換句話說， rowSums理論上內存效率較低，而且速度可能較慢。

如何提高`colSums`的性能？

由於RAM和緩存之間的數據流很容易達到最佳，因此唯一的改進是循環展開。 將內循環（求和循環）展開2的深度就足夠了，我們將看到2倍的提升。

循環展開工作，因為它啟用CPU的指令管道。 如果我們每次迭代只做一次加法，就不可能進行流水線操作; 通過兩個附加功能，這種指令級並行性開始起作用。 我們也可以將循環展開深度為4，但我的經驗是深度2展開足以從循環展開中獲得大部分好處。

如何提高`rowSums`的性能？

優化數據流是第一步。 我們需要先做緩存阻塞，以減少數據傳輸2 xnxn到nxn 。

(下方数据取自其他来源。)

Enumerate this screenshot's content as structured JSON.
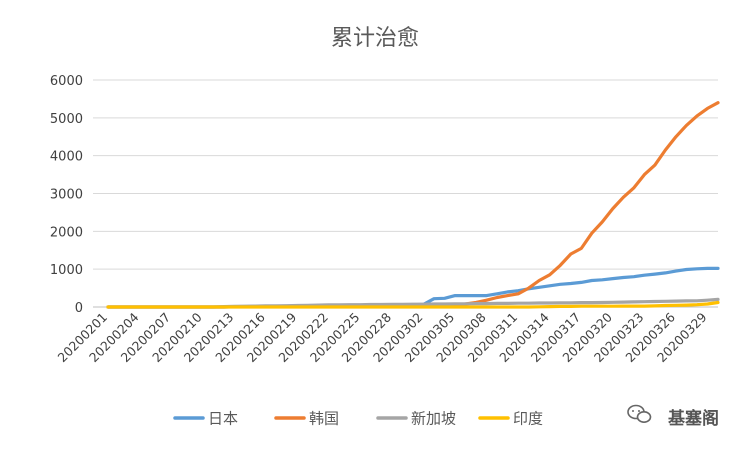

將此nxn矩陣nxn為多個行塊：每個塊為2040 xn （最后一個塊可能更小），然后按塊應用普通rowSums塊。 對於每個塊，累加器向量的長度為2040，大約是32KB CPU高速緩存可容納的一半。 對於添加到該累加器矢量的矩陣列，另一半是反轉的。 以這種方式，累加器向量可以保持在高速緩存中，直到處理該塊中的所有矩陣列。 因此，累加器向量僅被加載到高速緩存中一次，因此整體存儲器性能與colSums性能一樣好。

現在我們可以進一步為每個塊中的rowSums應用循環展開。 展開外環和內環的深度為2，我們將看到一個提升。 一旦外循環展開，塊大小應該減少到1360，因為現在我們需要緩存中的空間來保持每個外循環迭代三個長度為1360的向量。

C代碼：讓我們擊敗犰狳

使用循環展開編寫代碼可能是一項令人討厭的工作，因為我們現在需要為函數編寫幾個不同的版本。

對於colSums ，我們需要兩個版本：

colSums_1x1 ：內部循環和外部循環都以深度1展開，即，這是一個沒有循環展開的版本;
colSums_2x1 ：沒有外循環展開，而內循環展開深度為2。

對於rowSums我們最多可以有四個版本， rowSums_sxt ，其中s = 1 or 2是內循環的展開深度， t = 1 or 2是外循環的展開深度。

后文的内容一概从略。